We would like to thank the Sprague Family Foundation for sponsoring this project. We would also like to thank our faculty advisor Dr. Bruno da Silva for the opportunity to contribute to an innovative project and for his support and guidance throughout the project.

Robin Demo

Our Project's Digital Poster

Project Abstract

Software developers often use GitHub to manage code version control, collaborate with other developers, and keep track of tasks for a project. Having access to project data is critical for software development teams to make informed and quick decisions, but finding this data can be difficult through GitHub’s web-based user interface. Our solution is to implement an intelligent voice assistant skill for software developers to run on well-known smart voice assistant platforms such as Amazon Alexa and Google Assistant.

Motivation

Software developers often use GitHub to manage code version control, collaborate with other developers, and keep track of tasks for a project.

Having access to project data is critical for software development teams to make informed and quick decisions, but finding this data can be difficult through GitHub’s web-based user interface. Furthermore, software repository data is only partially explored by GitHub and calculating project-development statistics based on this data by hand is time-consuming.

Our solution is to create a voice assistant that will let users access the same project information by speaking questions and commands aloud instead. While there are similar voice assistants in the market already, these applications either do not provide this service for GitHub specifically or the supported commands are curated for individual developers. A voice assistant geared towards both software developer teams and individuals using GitHub does not yet exist.

Software Architecture

The developer’s spoken phrase is processed by Alexa’s or Google’s Natural Language Understanding (NLU) and Automatic Speech Recognition (ASR) models. Google’s Diagflow and Alexa’s interaction model respectively then takes the spoken phrase and formats it into a JSON object with other phrase metadata. This object is then sent to our webhook hosted on the cloud. The user’s request maps to a specific command specified in the backend logic code, and this command will perform the requested GitHub API call. A response is formatted by the backend logic code, and this response is sent back to the developer to be spoken through the physical voice assistant device.

Completed Work

Robin has 18 fully implemented commands within an Alexa skill with customizable options catered towards either individual developers or developers working in teams. An automated test suite covering these commands will ensure these commands still work as the Alexa Node.js SDK changes. Developers can also gain access to a beta version of Robin on their Alexa device.

Future Robin commands will be developed on Voiceflow, a platform that allows cross-compilation to Google Assistant and Alexa from one codebase.

Use Case

Robin can assist a software development team at all stages of development.

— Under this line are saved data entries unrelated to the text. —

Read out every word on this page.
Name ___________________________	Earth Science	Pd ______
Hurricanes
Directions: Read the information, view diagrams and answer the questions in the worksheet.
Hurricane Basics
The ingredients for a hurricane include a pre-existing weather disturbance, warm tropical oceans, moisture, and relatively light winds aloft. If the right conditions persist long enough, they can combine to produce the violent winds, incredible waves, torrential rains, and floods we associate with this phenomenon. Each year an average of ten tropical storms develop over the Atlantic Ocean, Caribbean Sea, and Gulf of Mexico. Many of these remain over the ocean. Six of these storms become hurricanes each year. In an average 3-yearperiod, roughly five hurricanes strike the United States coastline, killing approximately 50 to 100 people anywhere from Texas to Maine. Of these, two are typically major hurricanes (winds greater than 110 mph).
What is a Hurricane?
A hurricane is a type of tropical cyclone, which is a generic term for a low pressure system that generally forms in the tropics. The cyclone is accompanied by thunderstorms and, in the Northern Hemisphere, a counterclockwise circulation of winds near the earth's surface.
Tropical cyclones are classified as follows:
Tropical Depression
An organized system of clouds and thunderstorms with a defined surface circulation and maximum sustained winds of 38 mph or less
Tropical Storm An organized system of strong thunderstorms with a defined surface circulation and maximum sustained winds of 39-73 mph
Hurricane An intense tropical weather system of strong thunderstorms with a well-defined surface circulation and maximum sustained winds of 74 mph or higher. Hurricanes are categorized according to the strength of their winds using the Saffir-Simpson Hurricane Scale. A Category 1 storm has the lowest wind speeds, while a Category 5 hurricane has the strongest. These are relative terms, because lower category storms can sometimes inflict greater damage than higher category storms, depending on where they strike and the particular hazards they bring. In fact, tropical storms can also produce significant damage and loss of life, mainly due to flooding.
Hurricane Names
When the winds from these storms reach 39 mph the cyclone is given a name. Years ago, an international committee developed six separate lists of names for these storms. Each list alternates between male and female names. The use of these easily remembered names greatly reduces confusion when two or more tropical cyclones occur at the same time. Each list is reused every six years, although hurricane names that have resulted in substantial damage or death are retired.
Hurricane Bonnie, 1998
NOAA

Consider a dialog between a developer and Robin as the developer reviews the previous sprint and decides which backlog features should be implemented next:

Developer: What are the issues with the label “backlog”?

Robin: The issues with the label “backlog” are issue numbers 92 and 93

When the developer realizes one of those issues was resolved, they close the issue.

Developer: Close issue number 92

The developer also decides to assign a backlog task to another teammate.

Developer: Assign bcdasilv to issue number 93

Robin: The issue was successfully updated

The team can also get statistics like the average time to complete a code review for the last sprint.

Developer: What is the median pull request review time over the last two weeks?

Robin: The median pull request review time is 3.9 days, or 93.6 hours

Since the backlog is not far behind schedule and the median PR review time is still high, the developer decided to do a code review session on an open PR.